Ce dernier est d'ailleurs le seul parti politique à disposer d'une véritable base électorale, les autres partis politiques n'étant que faiblement structurés, y compris le parti pro Poutine « Russie unie », dont la délégation a rencontré l'un des principaux dirigeants, qui, en dépit de ses succès électoraux, demeure un parti faiblement structuré composé surtout de cadres de l'administration.
Tous ces éléments dénotent, sur nombre de points, des écarts sensibles avec les standards de la démocratie pluraliste , tels qu'ils sont conçus dans les pays occidentaux, lesquels, il est vrai, n'ont guère eu l'occasion d'être pleinement mis en oeuvre en Russie.
Pour autant, il est évident que le résultat des élections législatives et présidentielles traduit un réel soutien populaire à Vladimir Poutine , confirmé d'ailleurs par toutes les enquêtes d'opinion.
Il est vrai que son image tranche évidemment avec celle, très dégradée, de son prédécesseur.

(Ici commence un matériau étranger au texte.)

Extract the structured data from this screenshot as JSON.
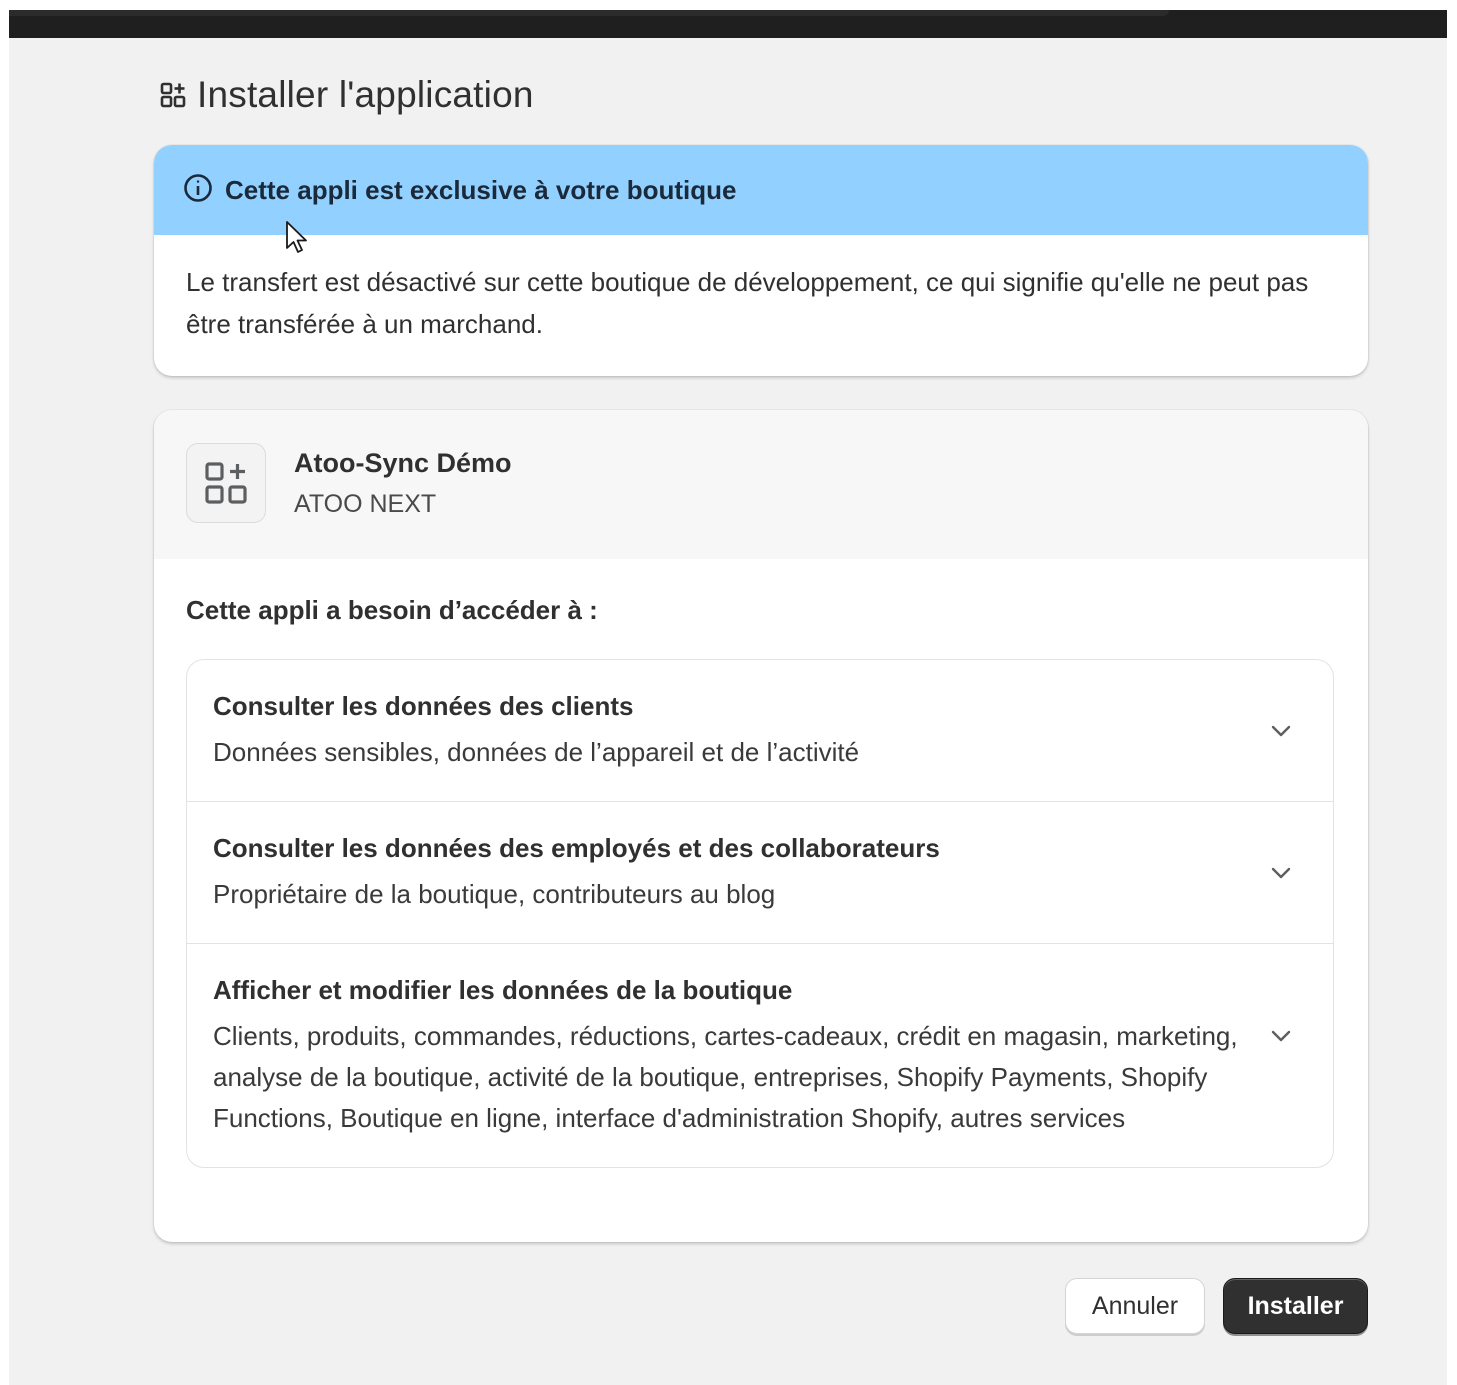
{
  "header": {
    "title": "Installer l'application",
    "title_icon": "apps-icon"
  },
  "banner": {
    "icon": "info-icon",
    "title": "Cette appli est exclusive à votre boutique",
    "body": "Le transfert est désactivé sur cette boutique de développement, ce qui signifie qu'elle ne peut pas être transférée à un marchand.",
    "color": "#91d0ff"
  },
  "app": {
    "icon": "apps-icon",
    "name": "Atoo-Sync Démo",
    "developer": "ATOO NEXT"
  },
  "access": {
    "label": "Cette appli a besoin d’accéder à :",
    "permissions": [
      {
        "title": "Consulter les données des clients",
        "description": "Données sensibles, données de l’appareil et de l’activité"
      },
      {
        "title": "Consulter les données des employés et des collaborateurs",
        "description": "Propriétaire de la boutique, contributeurs au blog"
      },
      {
        "title": "Afficher et modifier les données de la boutique",
        "description": "Clients, produits, commandes, réductions, cartes-cadeaux, crédit en magasin, marketing, analyse de la boutique, activité de la boutique, entreprises, Shopify Payments, Shopify Functions, Boutique en ligne, interface d'administration Shopify, autres services"
      }
    ]
  },
  "actions": {
    "cancel_label": "Annuler",
    "install_label": "Installer",
    "primary_color": "#303030"
  }
}
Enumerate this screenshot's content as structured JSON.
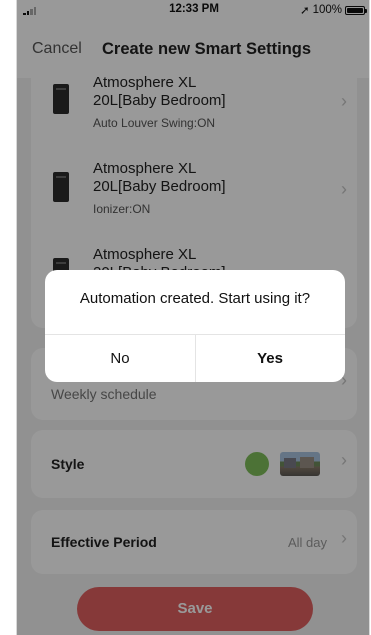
{
  "status_bar": {
    "time": "12:33 PM",
    "battery": "100%",
    "location_icon": "location-arrow-icon",
    "signal_icon": "signal-icon",
    "battery_icon": "battery-icon"
  },
  "nav": {
    "cancel_label": "Cancel",
    "title": "Create new Smart Settings"
  },
  "devices": [
    {
      "name_line1": "Atmosphere XL",
      "name_line2": "20L[Baby Bedroom]",
      "action": "Auto Louver Swing:ON"
    },
    {
      "name_line1": "Atmosphere XL",
      "name_line2": "20L[Baby Bedroom]",
      "action": "Ionizer:ON"
    },
    {
      "name_line1": "Atmosphere XL",
      "name_line2": "20L[Baby Bedroom]",
      "action": ""
    }
  ],
  "schedule": {
    "subtitle": "Weekly schedule"
  },
  "style": {
    "label": "Style",
    "color": "#7fbf5a"
  },
  "effective_period": {
    "label": "Effective Period",
    "value": "All day"
  },
  "save_label": "Save",
  "dialog": {
    "message": "Automation created. Start using it?",
    "no_label": "No",
    "yes_label": "Yes"
  },
  "chevron_glyph": "›",
  "colors": {
    "accent": "#e06060",
    "overlay": "rgba(0,0,0,0.40)"
  }
}
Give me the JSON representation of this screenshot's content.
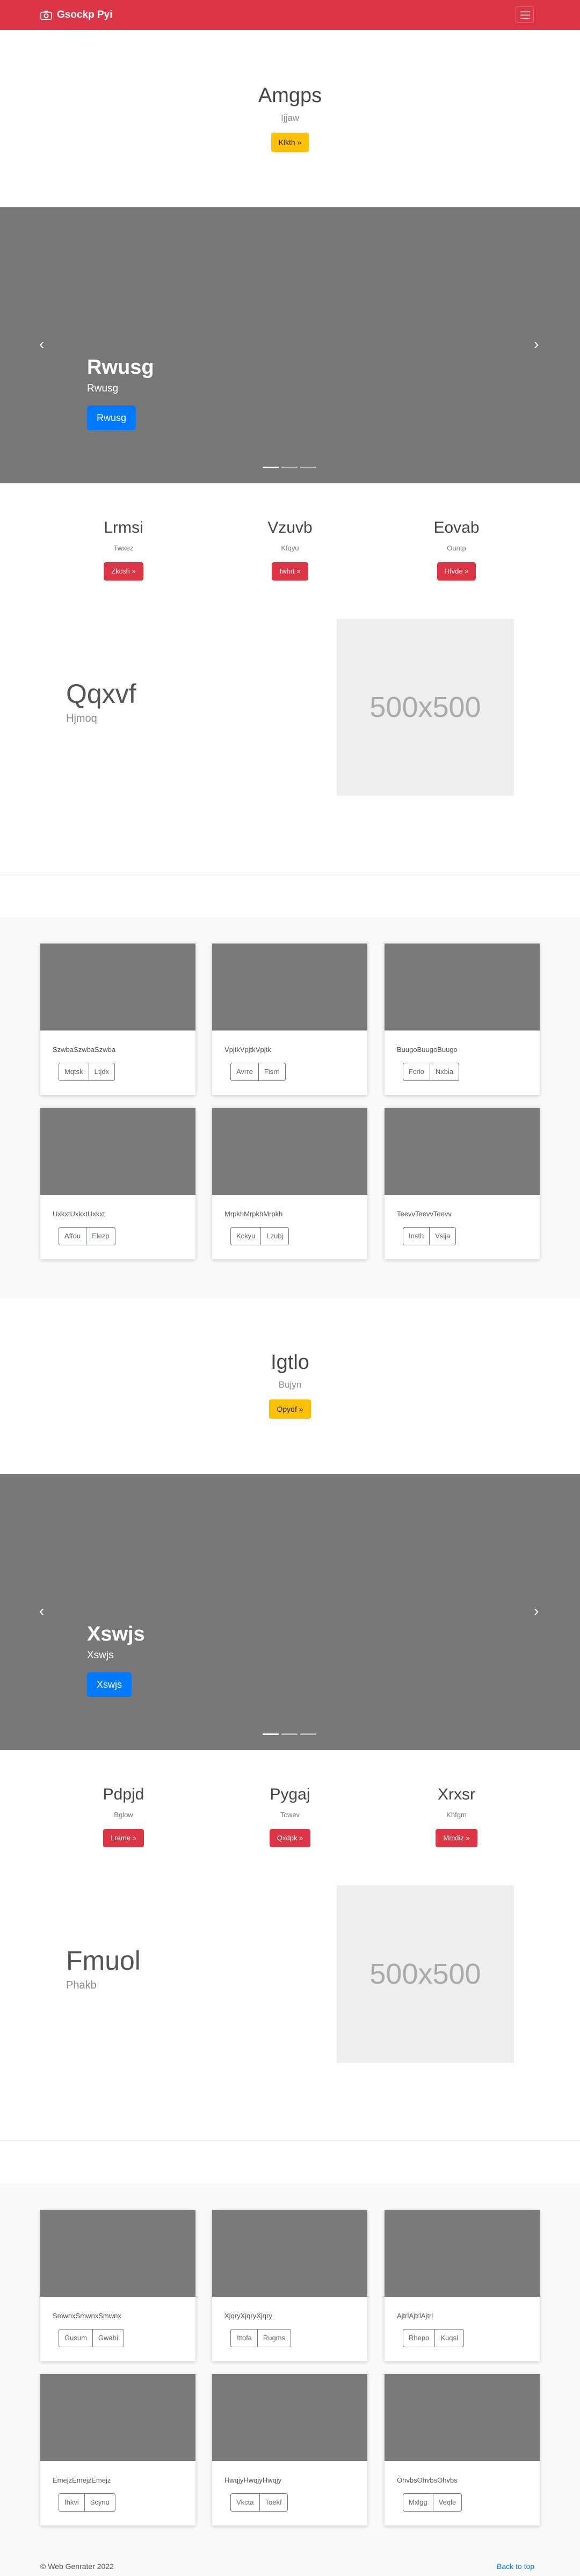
{
  "navbar": {
    "brand": "Gsockp Pyi"
  },
  "sections": [
    {
      "hero": {
        "title": "Amgps",
        "subtitle": "Ijjaw",
        "button": "Klkth »"
      },
      "carousel": {
        "title": "Rwusg",
        "subtitle": "Rwusg",
        "button": "Rwusg"
      },
      "features": [
        {
          "title": "Lrmsi",
          "text": "Twxez",
          "button": "Zkcsh »"
        },
        {
          "title": "Vzuvb",
          "text": "Kfqyu",
          "button": "Iwhrt »"
        },
        {
          "title": "Eovab",
          "text": "Ountp",
          "button": "Hfvde »"
        }
      ],
      "featurette": {
        "title": "Qqxvf",
        "subtitle": "Hjmoq",
        "placeholder": "500x500"
      },
      "cards": [
        {
          "text": "SzwbaSzwbaSzwba",
          "buttons": [
            "Mqtsk",
            "Ltjdx"
          ]
        },
        {
          "text": "VpjtkVpjtkVpjtk",
          "buttons": [
            "Avrre",
            "Fisrri"
          ]
        },
        {
          "text": "BuugoBuugoBuugo",
          "buttons": [
            "Fcrlo",
            "Nxbia"
          ]
        },
        {
          "text": "UxkxtUxkxtUxkxt",
          "buttons": [
            "Affou",
            "Elezp"
          ]
        },
        {
          "text": "MrpkhMrpkhMrpkh",
          "buttons": [
            "Kckyu",
            "Lzubj"
          ]
        },
        {
          "text": "TeevvTeevvTeevv",
          "buttons": [
            "Insth",
            "Vsija"
          ]
        }
      ]
    },
    {
      "hero": {
        "title": "Igtlo",
        "subtitle": "Bujyn",
        "button": "Opydf »"
      },
      "carousel": {
        "title": "Xswjs",
        "subtitle": "Xswjs",
        "button": "Xswjs"
      },
      "features": [
        {
          "title": "Pdpjd",
          "text": "Bglow",
          "button": "Lrame »"
        },
        {
          "title": "Pygaj",
          "text": "Tcwev",
          "button": "Qxdpk »"
        },
        {
          "title": "Xrxsr",
          "text": "Khfgm",
          "button": "Mmdiz »"
        }
      ],
      "featurette": {
        "title": "Fmuol",
        "subtitle": "Phakb",
        "placeholder": "500x500"
      },
      "cards": [
        {
          "text": "SmwnxSmwnxSmwnx",
          "buttons": [
            "Gusum",
            "Gwabi"
          ]
        },
        {
          "text": "XjqryXjqryXjqry",
          "buttons": [
            "Ittofa",
            "Rugms"
          ]
        },
        {
          "text": "AjtrlAjtrlAjtrl",
          "buttons": [
            "Rhepo",
            "Kuqsl"
          ]
        },
        {
          "text": "EmejzEmejzEmejz",
          "buttons": [
            "Ihkvi",
            "Scynu"
          ]
        },
        {
          "text": "HwqjyHwqjyHwqjy",
          "buttons": [
            "Vkcta",
            "Toekf"
          ]
        },
        {
          "text": "OhvbsOhvbsOhvbs",
          "buttons": [
            "Mxlgg",
            "Veqle"
          ]
        }
      ]
    }
  ],
  "footer": {
    "copyright": "© Web Genrater 2022",
    "back_to_top": "Back to top"
  },
  "colors": {
    "navbar": "#dc3545",
    "primary": "#007bff",
    "warning": "#ffc107",
    "danger": "#dc3545",
    "carousel_bg": "#777777"
  }
}
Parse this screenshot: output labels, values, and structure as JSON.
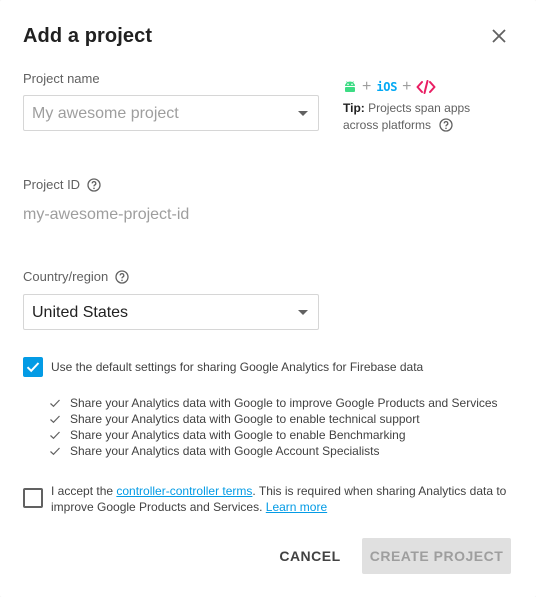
{
  "dialog": {
    "title": "Add a project"
  },
  "project_name": {
    "label": "Project name",
    "value": "My awesome project"
  },
  "tip": {
    "plus": "+",
    "ios_label": "iOS",
    "bold": "Tip:",
    "text": " Projects span apps across platforms"
  },
  "project_id": {
    "label": "Project ID",
    "value": "my-awesome-project-id"
  },
  "country": {
    "label": "Country/region",
    "value": "United States"
  },
  "analytics": {
    "default_settings_label": "Use the default settings for sharing Google Analytics for Firebase data",
    "default_checked": true,
    "items": [
      "Share your Analytics data with Google to improve Google Products and Services",
      "Share your Analytics data with Google to enable technical support",
      "Share your Analytics data with Google to enable Benchmarking",
      "Share your Analytics data with Google Account Specialists"
    ]
  },
  "terms": {
    "checked": false,
    "prefix": "I accept the ",
    "link": "controller-controller terms",
    "middle": ". This is required when sharing Analytics data to improve Google Products and Services. ",
    "learn_more": "Learn more"
  },
  "actions": {
    "cancel": "CANCEL",
    "create": "CREATE PROJECT"
  },
  "colors": {
    "accent": "#039be5",
    "android": "#3ddc84",
    "ios": "#03a9f4",
    "web": "#e91e63"
  }
}
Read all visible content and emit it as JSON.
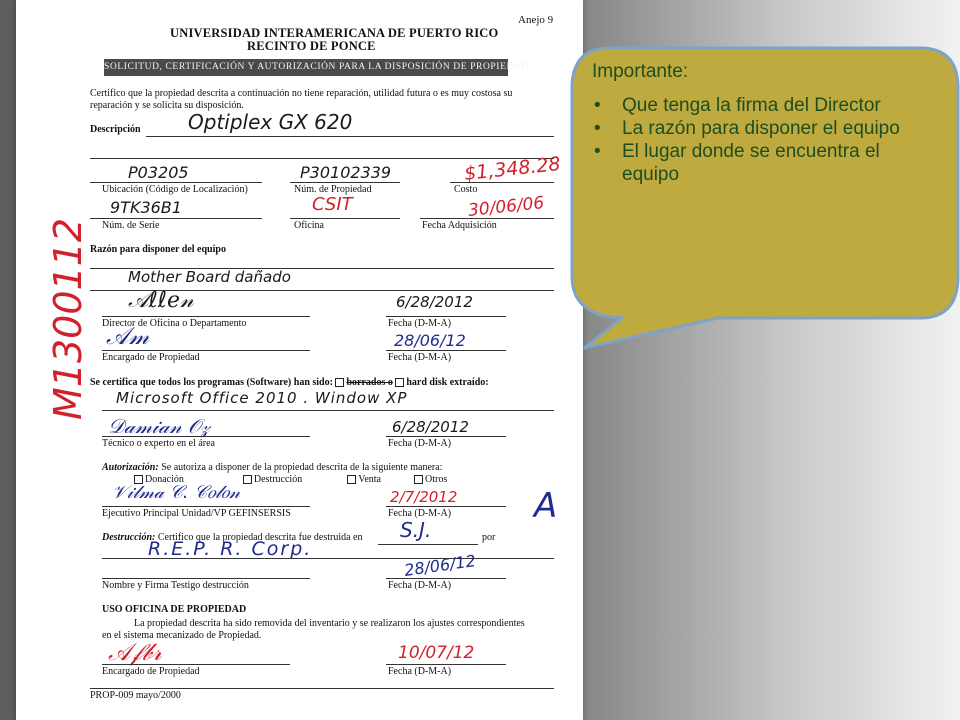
{
  "document": {
    "annex": "Anejo 9",
    "university": "UNIVERSIDAD INTERAMERICANA DE PUERTO RICO",
    "campus": "RECINTO DE PONCE",
    "form_title": "SOLICITUD, CERTIFICACIÓN Y AUTORIZACIÓN PARA LA DISPOSICIÓN DE PROPIEDAD",
    "intro_line1": "Certifico que la propiedad descrita a continuación no tiene reparación, utilidad futura o es muy costosa su",
    "intro_line2": "reparación y se solicita su disposición.",
    "description_label": "Descripción",
    "description_value": "Optiplex GX 620",
    "location_value": "P03205",
    "location_label": "Ubicación (Código de Localización)",
    "property_number_value": "P30102339",
    "property_number_label": "Núm. de Propiedad",
    "cost_value": "$1,348.28",
    "cost_label": "Costo",
    "serial_value": "9TK36B1",
    "serial_label": "Núm. de Serie",
    "office_value": "CSIT",
    "office_label": "Oficina",
    "acquisition_date_value": "30/06/06",
    "acquisition_date_label": "Fecha Adquisición",
    "reason_label": "Razón para disponer del equipo",
    "reason_value": "Mother Board dañado",
    "director_label": "Director de Oficina o Departamento",
    "director_date_value": "6/28/2012",
    "date_label": "Fecha (D-M-A)",
    "property_officer_label": "Encargado de Propiedad",
    "property_officer_date_value": "28/06/12",
    "software_label": "Se certifica que todos los programas (Software) han sido:",
    "software_opt1": "borrados o",
    "software_opt2": "hard disk extraído:",
    "software_value": "Microsoft Office 2010 . Window XP",
    "technician_label": "Técnico o experto en el área",
    "technician_date_value": "6/28/2012",
    "authorization_label": "Autorización:",
    "authorization_text": "Se autoriza a disponer de la propiedad descrita de la siguiente manera:",
    "option_donation": "Donación",
    "option_destruction": "Destrucción",
    "option_sale": "Venta",
    "option_other": "Otros",
    "executive_label": "Ejecutivo Principal Unidad/VP GEFINSERSIS",
    "executive_date_value": "2/7/2012",
    "destruction_label": "Destrucción:",
    "destruction_text": "Certifico que la propiedad descrita fue destruida en",
    "destruction_place": "S.J.",
    "destruction_by": "por",
    "destruction_company": "R.E.P. R. Corp.",
    "witness_label": "Nombre y Firma Testigo destrucción",
    "witness_date_value": "28/06/12",
    "office_use_label": "USO OFICINA DE PROPIEDAD",
    "office_use_line1": "La propiedad descrita ha sido removida del inventario y se realizaron los ajustes correspondientes",
    "office_use_line2": "en el sistema mecanizado de Propiedad.",
    "final_date_value": "10/07/12",
    "form_code": "PROP-009 mayo/2000",
    "side_number": "M1300112",
    "margin_mark": "A"
  },
  "callout": {
    "title": "Importante:",
    "items": [
      "Que tenga la firma del Director",
      "La razón para disponer el equipo",
      "El lugar donde se encuentra el equipo"
    ],
    "fill_color": "#bfaa3f",
    "border_color": "#7fa3c6",
    "text_color": "#1f4d1f"
  }
}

Les dernières années de la présidence de Boris Eltsine avaient, en effet, été marquées par l'instabilité politique, avec cinq changements de premier ministre en un an et demi, les scandales affectant la famille et les proches du président et les effets de la crise financière de l'été 1998.
À l'inverse, Vladimir Poutine peut incarner, aux yeux de la population, la restauration de l'autorité de l'Etat, y compris au travers des manifestations d'autorité dont il a fait preuve. Il a bénéficié d'une amélioration de la conjoncture économique qui a, par exemple, permis d'assurer le paiement régulier des traitements et pensions, mettant fin à l'un des dysfonctionnements les plus flagrants des pouvoirs publics.
Vladimir Poutine semble représenter aujourd'hui aux yeux des Russes, volontairement ou malgré lui, la figure d'un « leader national », ayant permis à la Russie de redresser son économie et de retrouver son rang sur la scène internationale. Force est de constater que la personnalité de Vladimir Poutine continue d'alimenter les interrogations sur l'évolution de la Russie vers les valeurs démocratiques occidentales, ou à l'inverse, vers la restauration de pratiques autoritaires.
Dans ce contexte, l'accession de Dmitri Medvedev à la présidence de la Fédération et le fonctionnement du tandem avec Vladimir Poutine doivent être examinés avec attention. D'autant plus que la Constitution russe reconnaît une prééminence au Président de la Fédération, qui s'est d'ailleurs fortement accentuée dans la pratique sous les deux mandats de Vladimir Poutine.
A cet égard, la décision de Vladimir Poutine de prendre la tête du parti « Russie unie » et de regrouper autour de lui la plupart des structures de l'administration présidentielle peut s'interpréter comme le signe d'un renforcement dans la pratique des pouvoirs du Premier ministre au détriment de ceux du Président de la Fédération. Ainsi, les « super préfets » à la tête des sept districts fédéraux, mis en place par Vladimir Poutine pour contrôler l'action des gouverneurs des sujets de la fédération, ne seront plus dépendants directement du Président de la Fédération, mais du Premier ministre.
Des tensions seront sans doute inévitables entre les deux hommes et la manière dont ils parviendront à les gérer aura certainement une grande influence sur l'avenir de la Russie et de son régime.